Afwijkende celdelingen kunnen helpen verklaren waarom zelfs jonge, gezonde koppels moeite hebben om zwanger te worden.
De menselijke voortplanting staat bekend om haar inefficiëntie. Terwijl de bevruchte eicellen van andere dieren, zoals muizen, zich meestal ontwikkelen tot complexere embryostadia, stranden bevruchte menselijke eicellen vaak al vroeg. Voor een recent onderzoek in Genome Medicine analyseerden wetenschappers bijna duizend embryo's van in-vitrofertilisatieprocedures (IVF) om de oorzaak te achterhalen.
Menselijke embryo’s met een abnormaal chromosomenaantal - meer of minder dan 46 chromosomen – nestelen zich vaak niet in de baarmoeder in, en als dat wel gebeurt, kan de zwangerschap eindigen in een miskraam of doodgeboorte.
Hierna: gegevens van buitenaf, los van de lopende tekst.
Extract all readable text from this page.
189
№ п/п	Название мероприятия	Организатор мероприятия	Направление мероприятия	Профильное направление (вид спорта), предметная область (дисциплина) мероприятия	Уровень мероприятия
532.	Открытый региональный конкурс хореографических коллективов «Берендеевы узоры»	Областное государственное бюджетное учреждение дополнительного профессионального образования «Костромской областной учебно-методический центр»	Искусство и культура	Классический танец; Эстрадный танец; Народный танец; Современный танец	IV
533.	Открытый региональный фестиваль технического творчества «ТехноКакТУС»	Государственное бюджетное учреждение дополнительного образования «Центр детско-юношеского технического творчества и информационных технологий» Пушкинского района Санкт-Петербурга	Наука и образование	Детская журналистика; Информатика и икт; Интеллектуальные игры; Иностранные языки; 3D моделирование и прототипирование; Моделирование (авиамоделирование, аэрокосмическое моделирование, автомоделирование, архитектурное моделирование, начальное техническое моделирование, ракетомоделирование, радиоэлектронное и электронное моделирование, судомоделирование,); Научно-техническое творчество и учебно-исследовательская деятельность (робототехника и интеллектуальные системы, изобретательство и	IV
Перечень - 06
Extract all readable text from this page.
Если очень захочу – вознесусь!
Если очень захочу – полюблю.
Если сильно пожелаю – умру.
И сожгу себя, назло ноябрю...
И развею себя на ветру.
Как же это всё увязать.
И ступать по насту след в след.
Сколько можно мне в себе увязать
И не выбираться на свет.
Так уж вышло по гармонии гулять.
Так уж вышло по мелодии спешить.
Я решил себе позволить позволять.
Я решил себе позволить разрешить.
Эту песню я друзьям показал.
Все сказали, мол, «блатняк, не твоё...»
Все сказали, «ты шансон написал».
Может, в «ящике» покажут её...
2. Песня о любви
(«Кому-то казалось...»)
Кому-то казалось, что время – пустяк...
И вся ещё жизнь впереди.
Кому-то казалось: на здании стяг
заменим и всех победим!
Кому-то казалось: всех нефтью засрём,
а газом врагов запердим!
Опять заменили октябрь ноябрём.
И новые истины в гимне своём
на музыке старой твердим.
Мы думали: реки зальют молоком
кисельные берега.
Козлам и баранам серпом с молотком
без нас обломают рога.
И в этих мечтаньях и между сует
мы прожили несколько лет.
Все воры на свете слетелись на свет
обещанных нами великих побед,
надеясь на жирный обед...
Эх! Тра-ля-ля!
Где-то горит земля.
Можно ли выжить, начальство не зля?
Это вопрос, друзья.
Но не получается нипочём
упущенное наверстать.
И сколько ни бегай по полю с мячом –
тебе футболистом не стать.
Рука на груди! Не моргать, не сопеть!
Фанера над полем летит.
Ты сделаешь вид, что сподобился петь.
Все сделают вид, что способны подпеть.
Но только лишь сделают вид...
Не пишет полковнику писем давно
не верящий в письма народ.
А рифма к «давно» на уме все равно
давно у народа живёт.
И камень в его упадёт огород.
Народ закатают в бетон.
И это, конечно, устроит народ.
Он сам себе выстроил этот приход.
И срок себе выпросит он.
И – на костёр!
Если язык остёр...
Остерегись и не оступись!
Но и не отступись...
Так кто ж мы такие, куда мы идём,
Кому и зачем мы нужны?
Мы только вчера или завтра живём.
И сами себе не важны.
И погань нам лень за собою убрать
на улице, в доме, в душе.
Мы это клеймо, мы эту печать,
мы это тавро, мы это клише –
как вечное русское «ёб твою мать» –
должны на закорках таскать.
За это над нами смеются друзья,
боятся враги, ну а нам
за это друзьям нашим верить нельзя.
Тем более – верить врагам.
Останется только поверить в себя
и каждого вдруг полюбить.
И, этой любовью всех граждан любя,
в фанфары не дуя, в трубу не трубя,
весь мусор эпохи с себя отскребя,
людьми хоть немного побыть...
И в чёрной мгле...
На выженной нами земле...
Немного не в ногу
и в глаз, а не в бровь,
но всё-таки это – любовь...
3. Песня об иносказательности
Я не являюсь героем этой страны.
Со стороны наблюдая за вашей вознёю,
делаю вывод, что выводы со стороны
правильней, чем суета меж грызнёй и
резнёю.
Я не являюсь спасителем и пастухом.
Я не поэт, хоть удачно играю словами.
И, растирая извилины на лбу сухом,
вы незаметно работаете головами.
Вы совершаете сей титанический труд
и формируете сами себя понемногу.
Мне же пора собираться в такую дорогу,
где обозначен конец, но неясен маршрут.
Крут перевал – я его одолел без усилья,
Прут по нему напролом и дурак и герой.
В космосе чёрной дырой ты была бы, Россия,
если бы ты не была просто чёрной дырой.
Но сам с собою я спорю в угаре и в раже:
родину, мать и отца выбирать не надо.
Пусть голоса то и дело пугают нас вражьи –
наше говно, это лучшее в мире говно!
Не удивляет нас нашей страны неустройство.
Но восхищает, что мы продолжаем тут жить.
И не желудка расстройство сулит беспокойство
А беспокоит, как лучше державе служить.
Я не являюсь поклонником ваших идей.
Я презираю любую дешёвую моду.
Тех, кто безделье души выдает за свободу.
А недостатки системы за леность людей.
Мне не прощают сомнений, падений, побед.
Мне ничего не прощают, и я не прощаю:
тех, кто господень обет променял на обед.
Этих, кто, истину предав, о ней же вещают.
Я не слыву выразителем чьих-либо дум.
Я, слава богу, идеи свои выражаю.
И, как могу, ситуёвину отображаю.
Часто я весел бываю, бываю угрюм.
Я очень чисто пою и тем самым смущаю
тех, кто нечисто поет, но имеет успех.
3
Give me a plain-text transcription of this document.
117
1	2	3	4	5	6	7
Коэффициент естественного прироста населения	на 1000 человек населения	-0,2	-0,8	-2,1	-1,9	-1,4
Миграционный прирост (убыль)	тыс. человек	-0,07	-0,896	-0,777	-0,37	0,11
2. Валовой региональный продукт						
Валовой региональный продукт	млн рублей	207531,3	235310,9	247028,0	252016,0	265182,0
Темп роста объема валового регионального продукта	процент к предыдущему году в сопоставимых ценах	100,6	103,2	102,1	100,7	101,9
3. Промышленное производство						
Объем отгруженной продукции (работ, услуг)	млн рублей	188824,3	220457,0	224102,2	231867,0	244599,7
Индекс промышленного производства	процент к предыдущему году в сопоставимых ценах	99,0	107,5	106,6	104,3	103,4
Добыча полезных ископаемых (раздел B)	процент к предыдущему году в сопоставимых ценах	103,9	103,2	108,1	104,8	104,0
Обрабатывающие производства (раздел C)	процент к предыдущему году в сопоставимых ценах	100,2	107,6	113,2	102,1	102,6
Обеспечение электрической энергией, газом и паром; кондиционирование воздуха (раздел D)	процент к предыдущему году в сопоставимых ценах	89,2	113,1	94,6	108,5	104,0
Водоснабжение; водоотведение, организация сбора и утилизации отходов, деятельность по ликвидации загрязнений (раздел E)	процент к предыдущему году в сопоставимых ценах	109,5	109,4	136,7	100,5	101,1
Sommige van die chromosoomafwijkingen ontstaan in de eicel of het sperma. In andere gevallen vormen een gezonde eicel en zaadcel een embryo dat zich op een afwijkende manier deelt. In plaats van dat één cel zich in twee deelt, worden het er bijvoorbeeld drie. Volgens Claudia Spits, die aanverwante problemen van voortplanting en genetica bestudeert aan de Vrije Universiteit Brussel, is er veel bewijs dat toont dat er veel fout gaat tijdens de eerste celdelingen van menselijke embryo’s.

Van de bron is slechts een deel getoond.